When we last visited the plant in 2004 it was still ramping up various aspects of production. For instance the stamping that happened offsite back then is now in a separate facility on the plant grounds. There’s also a new level of automation – especially in that stamping plant. In fact it seems almost devoid of humans as we walked through a sea of busy robots twisting and turning metal and nearly complete chassis. 

The immediate take away in seeing this part of production is the precision throughout the process. BMW takes the structural design and build of its cars seriously as it had several high-profile issues in the late 90’s and early 2000s with sub-frames. Our guide explained the levels of engineering that goes into every weld and the safety checks that happen throughout the process. The result is a level of precision that wouldn’t seem out of place in an aerospace factory.

The Future Is Now

One of the most interesting aspects of Oxford’s current production line-up is the fact that the plan produces both ICE and electric MINIs side by side. This clearly foretells the future of the brand as MINI looks to aggressively move to become an all electric brand. 

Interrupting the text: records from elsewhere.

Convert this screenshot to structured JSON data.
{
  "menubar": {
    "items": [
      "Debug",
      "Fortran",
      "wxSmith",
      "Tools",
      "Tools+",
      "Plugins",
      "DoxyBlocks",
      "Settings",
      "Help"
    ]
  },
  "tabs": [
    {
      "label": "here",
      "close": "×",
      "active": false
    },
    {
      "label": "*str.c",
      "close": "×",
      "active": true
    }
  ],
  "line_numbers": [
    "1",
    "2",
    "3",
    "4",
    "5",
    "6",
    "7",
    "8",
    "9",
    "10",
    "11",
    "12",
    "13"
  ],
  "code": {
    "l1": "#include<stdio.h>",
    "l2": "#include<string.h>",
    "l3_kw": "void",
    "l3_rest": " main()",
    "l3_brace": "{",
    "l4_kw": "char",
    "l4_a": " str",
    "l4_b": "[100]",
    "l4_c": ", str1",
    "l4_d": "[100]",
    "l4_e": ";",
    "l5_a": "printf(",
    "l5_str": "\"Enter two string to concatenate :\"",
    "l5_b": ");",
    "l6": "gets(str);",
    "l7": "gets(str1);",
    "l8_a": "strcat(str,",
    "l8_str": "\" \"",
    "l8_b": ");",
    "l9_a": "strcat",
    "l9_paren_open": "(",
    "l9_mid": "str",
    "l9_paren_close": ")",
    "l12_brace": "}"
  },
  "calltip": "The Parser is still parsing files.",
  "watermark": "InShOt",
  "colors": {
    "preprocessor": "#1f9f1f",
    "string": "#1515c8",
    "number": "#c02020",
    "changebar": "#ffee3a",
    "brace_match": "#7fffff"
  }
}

Perhaps most interesting were the date codes I could clearly see on many components. Each component that BMW puts in their cars has a form of a date code that states the production date of the part and the range that the part is applicable in a vehicle. In other words you could clearly see when many of the core components for the current MINIs were scheduled to be end of life. That date was marked 2027 in many components were saw. Knowing that MINI will make versions some of these cars until 2030, that could coincide with a refresh of some parts or simply mean nothing as plans have changed since those parts were cast.

However knowing what we know about the current generation MINIs we would expect that that means we’ll see some for of redesign and/or final LCI for the petrol powered F56 range. It also lines-up well with the rumored introduction of the all new electric MINI at Oxford

MINI’s plans are to expand production of the next generation J01 electric MINI Cooper and J02 MINI Aceman to the Oxford Plant in 2027 which will require additional investment and reconfiguration. But clear this plant is ready. The current mix of vehicles and drivetrains that come out of a single production line is nothing short of incredible. And exactly the type of innovation that will be required in the years ahead.